Vision-language modeling (Nemotron-Nano-9B-v2, 17M SFT samples)
Average accuracy across 11 multimodal benchmarks (TextVQA, DocVQA, InfoVQA, OCRBench, OCRBench v2 EN, OCRBench v2 CN, AI2D, ChartQA, MMMU, SeedBench, LongVideoBench), with H100 time-to-first-token (TTFT) measured in vLLM at 32 images and 128 LLM context tokens.
| Vision Encoder | Tokens/tile | TTFT (ms) | Avg. accuracy |
|---|---|---|---|
| C-RADIOv4-H | 256 | 468.2 | 73.09 |
| SigLIP2-SO400m | 256 | 440.5 | 72.67 |
| SigLIP2-g | 256 | 517.6 | 72.81 |
| RADIO1D-H | 1 | 327.0 | 51.53 |
| RADIO1D-H | 8 | 329.7 | 63.88 |
| RADIO1D-H | 32 | 335.1 | 68.13 |
| RADIO1D-H | 64 | 346.1 | 70.07 |
| RADIO1D-H | 128 | 373.2 | 71.64 |
| RADIO1D-H | 192 | 380.4 | 72.36 |
| RADIO1D-H | 224 | 410.2 | 73.02 |
| RADIO1D-H | 256 | 452.8 | 73.29 |
Inference
Acceleration Engine: TensorRT, TensorRT-LLM
Engine: PyTorch
Test Hardware: NVIDIA Hopper (H100)
Ethical Considerations
NVIDIA believes Trustworthy AI is a shared responsibility and we have established policies and practices to enable development for a wide array of AI applications.
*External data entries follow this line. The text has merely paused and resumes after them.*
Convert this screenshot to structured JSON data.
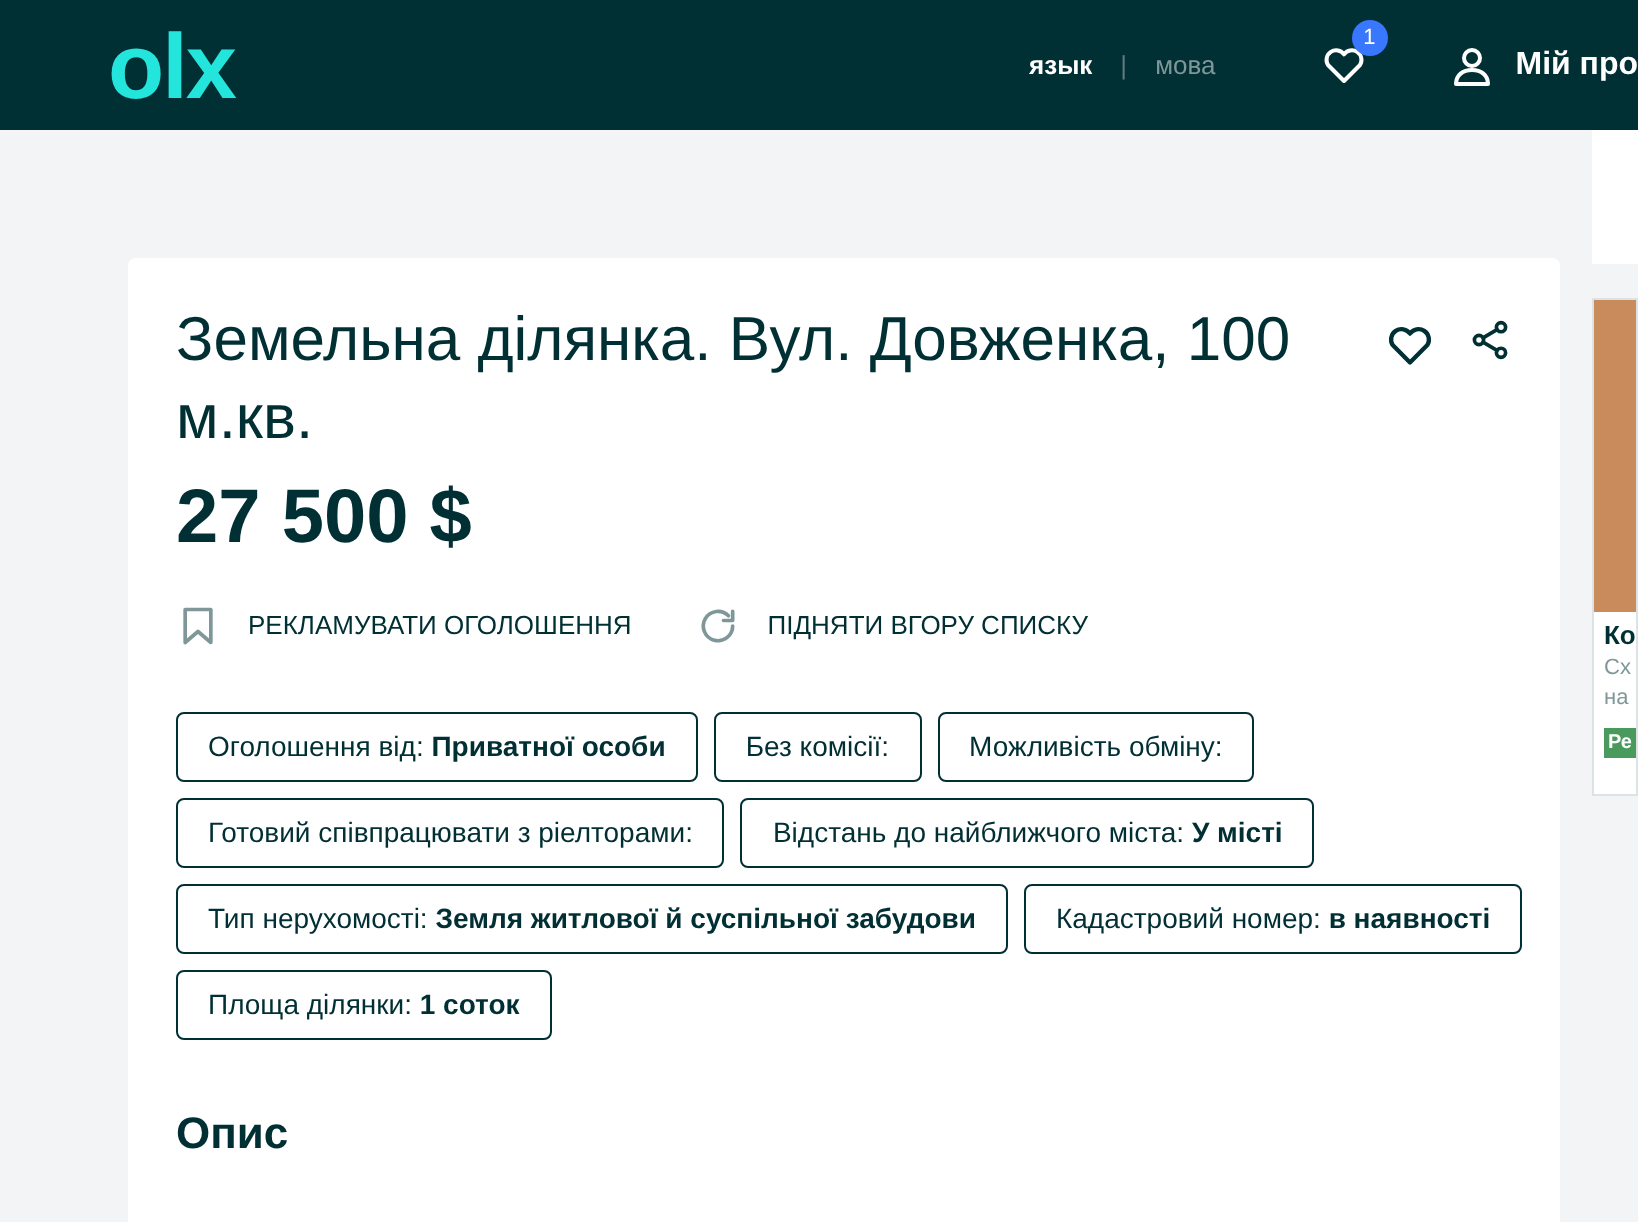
{
  "header": {
    "logo": "olx",
    "languages": [
      {
        "label": "язык",
        "selected": true
      },
      {
        "label": "мова",
        "selected": false
      }
    ],
    "language_separator": "|",
    "favorites_count": "1",
    "account_label": "Мій про"
  },
  "listing": {
    "title": "Земельна ділянка. Вул. Довженка, 100 м.кв.",
    "price": "27 500 $",
    "actions": [
      {
        "kind": "promote",
        "label": "РЕКЛАМУВАТИ ОГОЛОШЕННЯ"
      },
      {
        "kind": "refresh",
        "label": "ПІДНЯТИ ВГОРУ СПИСКУ"
      }
    ],
    "tags": [
      {
        "label": "Оголошення від:",
        "value": "Приватної особи"
      },
      {
        "label": "Без комісії:"
      },
      {
        "label": "Можливість обміну:"
      },
      {
        "label": "Готовий співпрацювати з ріелторами:"
      },
      {
        "label": "Відстань до найближчого міста:",
        "value": "У місті"
      },
      {
        "label": "Тип нерухомості:",
        "value": "Земля житлової й суспільної забудови"
      },
      {
        "label": "Кадастровий номер:",
        "value": "в наявності"
      },
      {
        "label": "Площа ділянки:",
        "value": "1 соток"
      }
    ],
    "description_heading": "Опис"
  },
  "ad": {
    "title": "Ко",
    "line_1": "Сх",
    "line_2": "на",
    "badge": "Ре"
  }
}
Developers should work with their internal model team to ensure this model meets requirements for the relevant industry and use case and addresses unforeseen product misuse.
Please make sure you have proper rights and permissions for all input image and video content; if image or video includes people, personal health information, or intellectual property, the image or video generated will not blur or maintain proportions of image subjects included.
For more detailed information on ethical considerations for this model, please see the Model Card++ Explainability, Bias, Safety & Security, and Privacy Subcards below.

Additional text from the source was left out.